Despite the auteur theory, it’s the producer who picks up the Oscar for Best Picture each year, an acknowledgement of the ultimate responsibility of the producer to make things happen. And, although the titles of producer, associate producer, executive producer, etc. are flung about liberally these days, usually as an honorarium for a substantial cash contribution, the buck still does indeed stop with the producer.

“FilmCraft: Producing” follows its usual m.o., which is an anecdotal and not an analytical approach, lavishly illustrated. No fewer than 16 prominent contemporary figures, such as “Avatar”’s Jon Landau, Jon Kilik (“The Hunger Games,” much Spike Lee), Jan Chapman (Jane Campion’s long-time partner), discourse in cut-together monologues about their experience and approach. There is as well a quartet of profiles from the past – Selznick, Korda, De Laurentiis, and Balcon.

The variety of experience outlined here clearly demonstrates that a producer’s involvement and structuring of each project can be radically different. The highly structured, hierarchical paradigm of Hollywood’s Golden Age still exists, to some extent, and churns out international product efficiently. The American indie movement, where many of today’s top producers learned their trade in the DIY spirit of the time, is fading fast. The producer must constantly keep his or her skills honed and be ready to adopt new techniques – whether it means CGI or fundraising.

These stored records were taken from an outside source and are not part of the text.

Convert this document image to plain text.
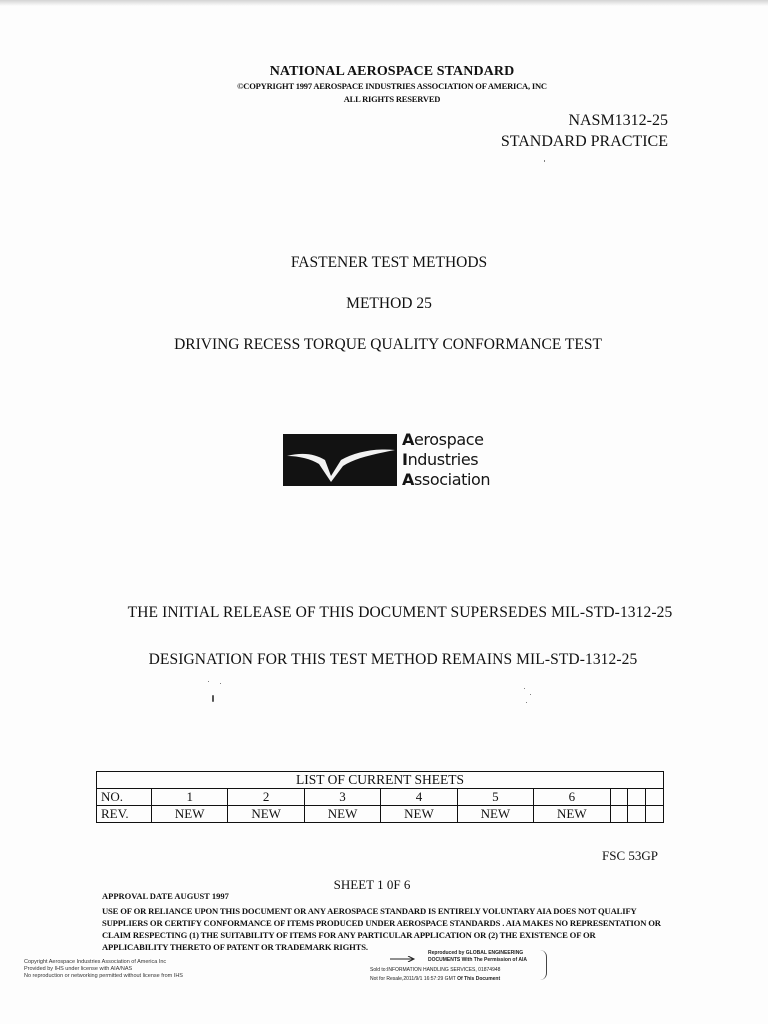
NATIONAL AEROSPACE STANDARD
©COPYRIGHT 1997 AEROSPACE INDUSTRIES ASSOCIATION OF AMERICA, INC
ALL RIGHTS RESERVED
NASM1312-25
STANDARD PRACTICE
FASTENER TEST METHODS
METHOD 25
DRIVING RECESS TORQUE QUALITY CONFORMANCE TEST
Aerospace
Industries
Association
THE INITIAL RELEASE OF THIS DOCUMENT SUPERSEDES MIL-STD-1312-25
DESIGNATION FOR THIS TEST METHOD REMAINS MIL-STD-1312-25
LIST OF CURRENT SHEETS									
NO.	1	2	3	4	5	6			
REV.	NEW	NEW	NEW	NEW	NEW	NEW			
FSC 53GP
SHEET 1 0F 6
APPROVAL DATE AUGUST 1997
USE OF OR RELIANCE UPON THIS DOCUMENT OR ANY AEROSPACE STANDARD IS ENTIRELY VOLUNTARY AIA DOES NOT QUALIFY SUPPLIERS OR CERTIFY CONFORMANCE OF ITEMS PRODUCED UNDER AEROSPACE STANDARDS . AIA MAKES NO REPRESENTATION OR CLAIM RESPECTING (1) THE SUITABILITY OF ITEMS FOR ANY PARTICULAR APPLICATION OR (2) THE EXISTENCE OF OR APPLICABILITY THERETO OF PATENT OR TRADEMARK RIGHTS.
Copyright Aerospace Industries Association of America Inc
Provided by IHS under license with AIA/NAS
No reproduction or networking permitted without license from IHS
Reproduced by GLOBAL ENGINEERING
DOCUMENTS With The Permission of AIA
Sold to:INFORMATION HANDLING SERVICES, 01874948
Not for Resale,2011/9/1 16:57:29 GMT Of This Document
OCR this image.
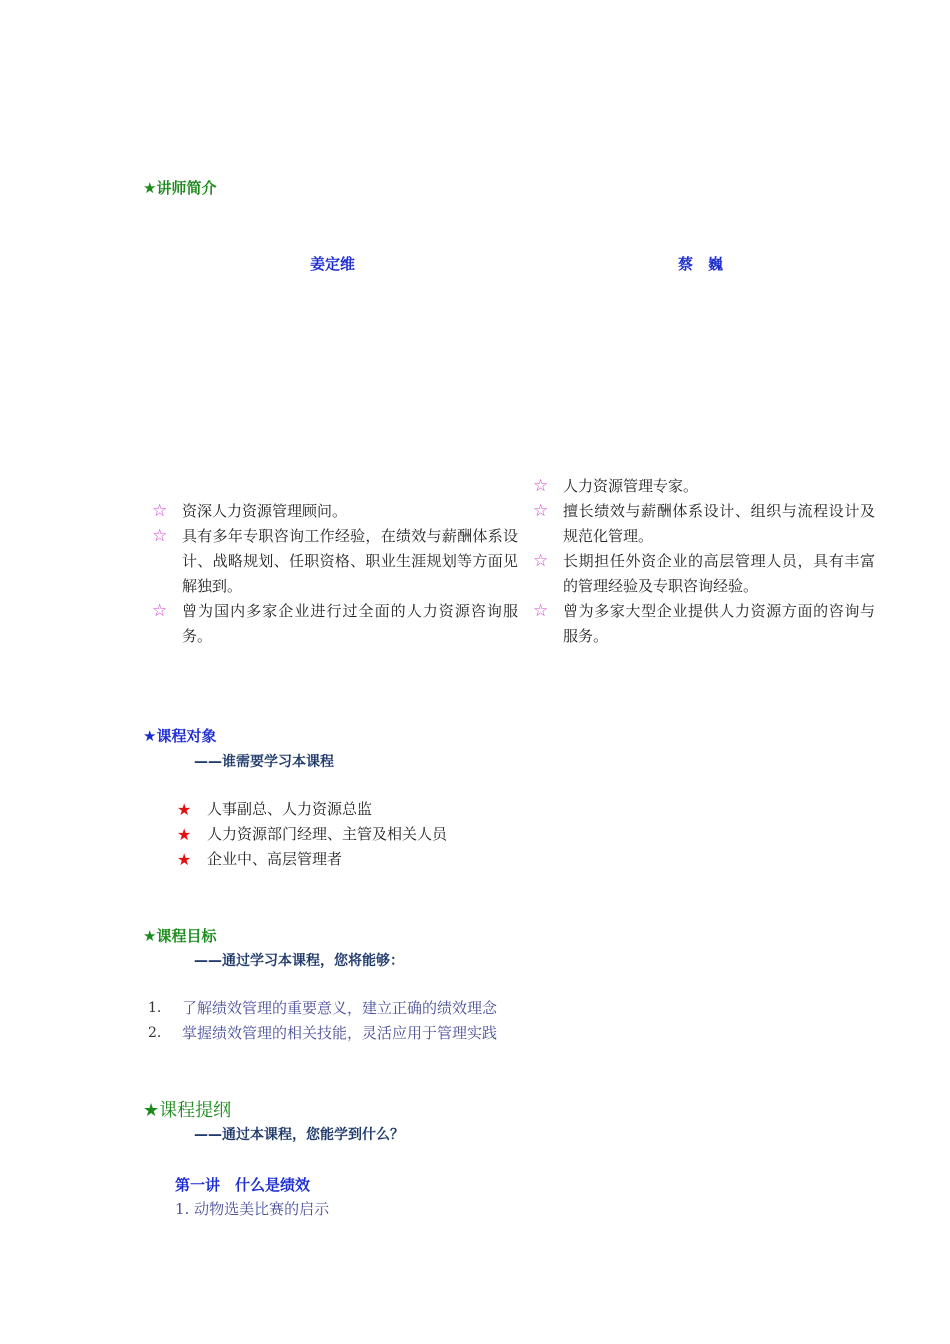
★讲师简介
姜定维	蔡　巍
☆ 资深人力资源管理顾问。
☆ 具有多年专职咨询工作经验，在绩效与薪酬体系设计、战略规划、任职资格、职业生涯规划等方面见解独到。
☆ 曾为国内多家企业进行过全面的人力资源咨询服务。
☆ 人力资源管理专家。
☆ 擅长绩效与薪酬体系设计、组织与流程设计及规范化管理。
☆ 长期担任外资企业的高层管理人员，具有丰富的管理经验及专职咨询经验。
☆ 曾为多家大型企业提供人力资源方面的咨询与服务。
★课程对象
——谁需要学习本课程
★ 人事副总、人力资源总监
★ 人力资源部门经理、主管及相关人员
★ 企业中、高层管理者
★课程目标
——通过学习本课程，您将能够：
1. 了解绩效管理的重要意义，建立正确的绩效理念
2. 掌握绩效管理的相关技能，灵活应用于管理实践
★课程提纲
——通过本课程，您能学到什么？
第一讲　什么是绩效
1. 动物选美比赛的启示
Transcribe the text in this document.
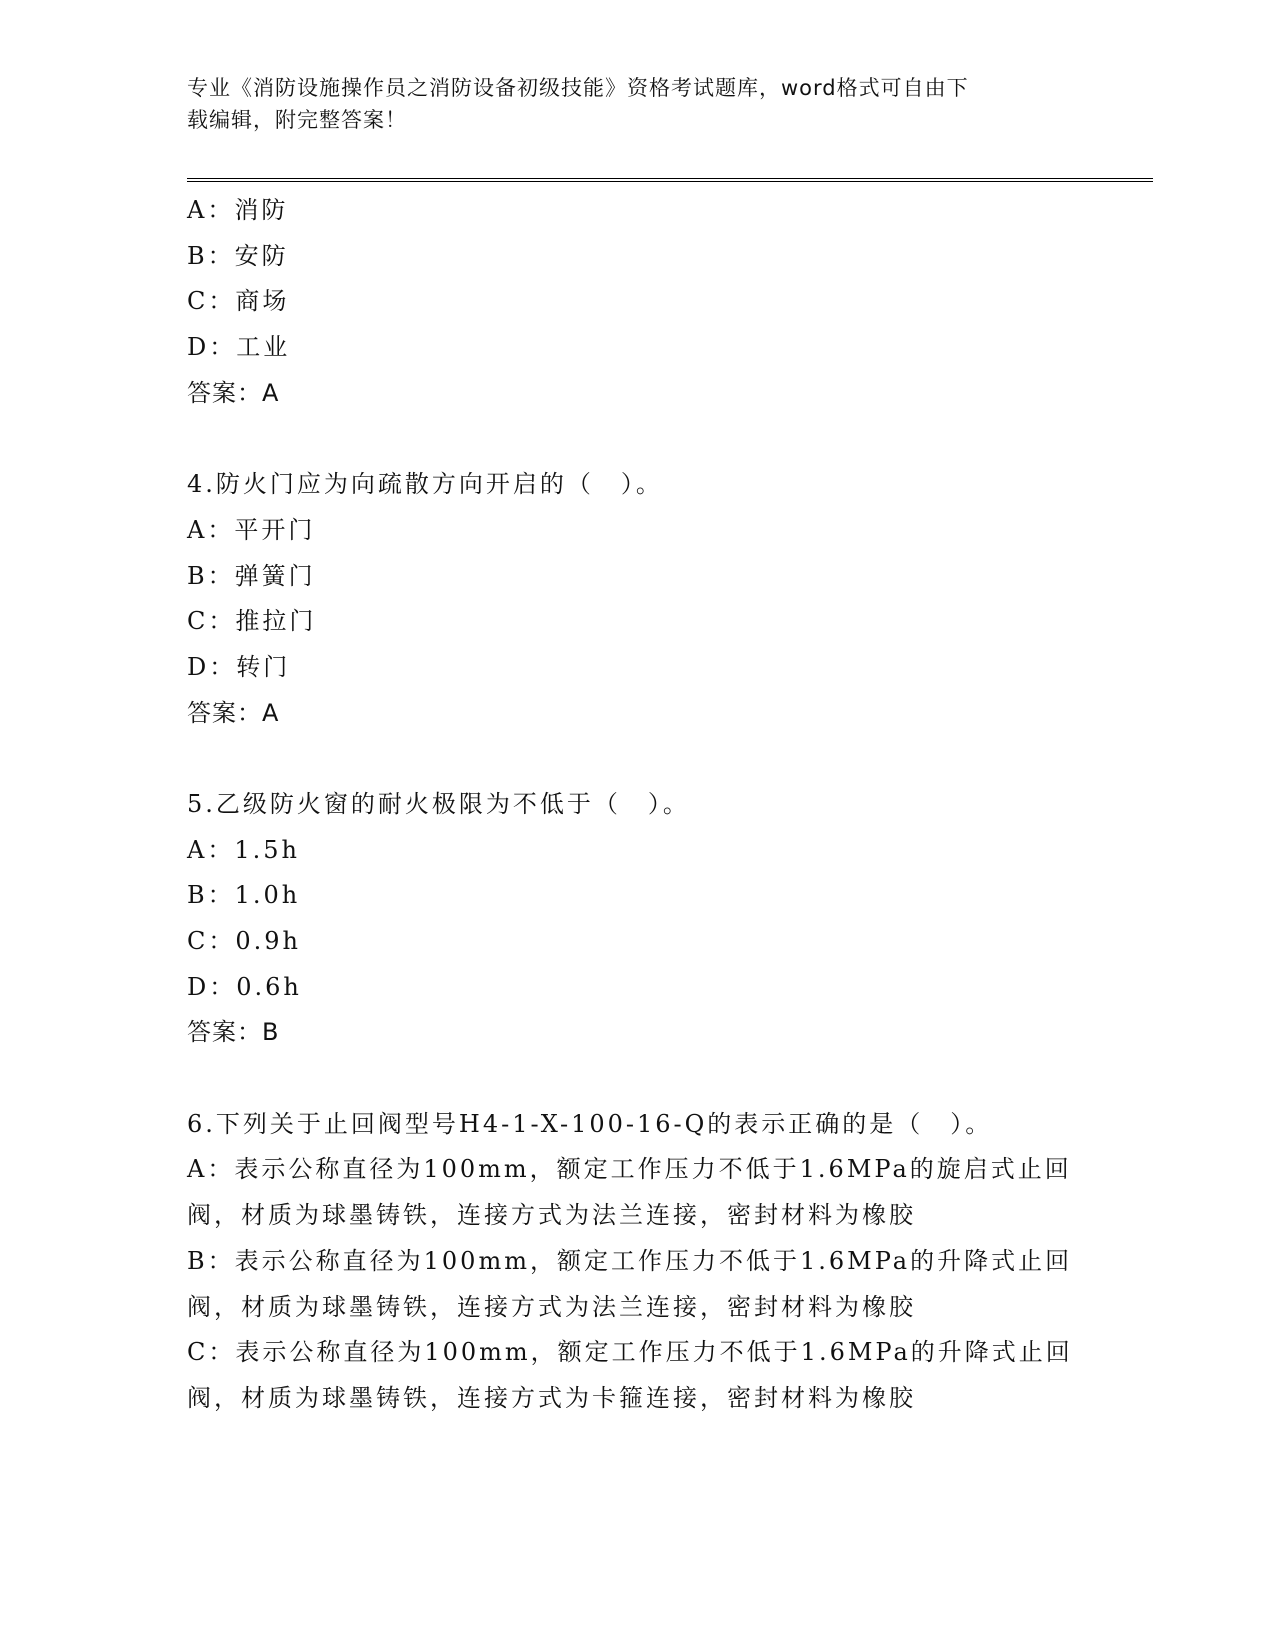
专业《消防设施操作员之消防设备初级技能》资格考试题库，word格式可自由下
载编辑，附完整答案！
A：消防
B：安防
C：商场
D：工业
答案：A
4.防火门应为向疏散方向开启的（　）。
A：平开门
B：弹簧门
C：推拉门
D：转门
答案：A
5.乙级防火窗的耐火极限为不低于（　）。
A：1.5h
B：1.0h
C：0.9h
D：0.6h
答案：B
6.下列关于止回阀型号H4-1-X-100-16-Q的表示正确的是（　）。
A：表示公称直径为100mm，额定工作压力不低于1.6MPa的旋启式止回
阀，材质为球墨铸铁，连接方式为法兰连接，密封材料为橡胶
B：表示公称直径为100mm，额定工作压力不低于1.6MPa的升降式止回
阀，材质为球墨铸铁，连接方式为法兰连接，密封材料为橡胶
C：表示公称直径为100mm，额定工作压力不低于1.6MPa的升降式止回
阀，材质为球墨铸铁，连接方式为卡箍连接，密封材料为橡胶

“FilmCraft: Producing” suffers a bit from its anecdotal approach in this instance. Unlike more concrete crafts such as editing and cinematography, producing is so ill-defined by nature that, after hearing from all the participants, the ultimate impact is less informative and cohesive than in other FilmCraft volumes.

If, as it is said in the book, that each film production is akin to creating a startup company, the demands of the job span both diplomacy and ruthlessness, exacting planning and foolish faith, persistence and energy. For those who seek information about the craft from highly respected industry leaders who are working now, “Producing” is a good place to start.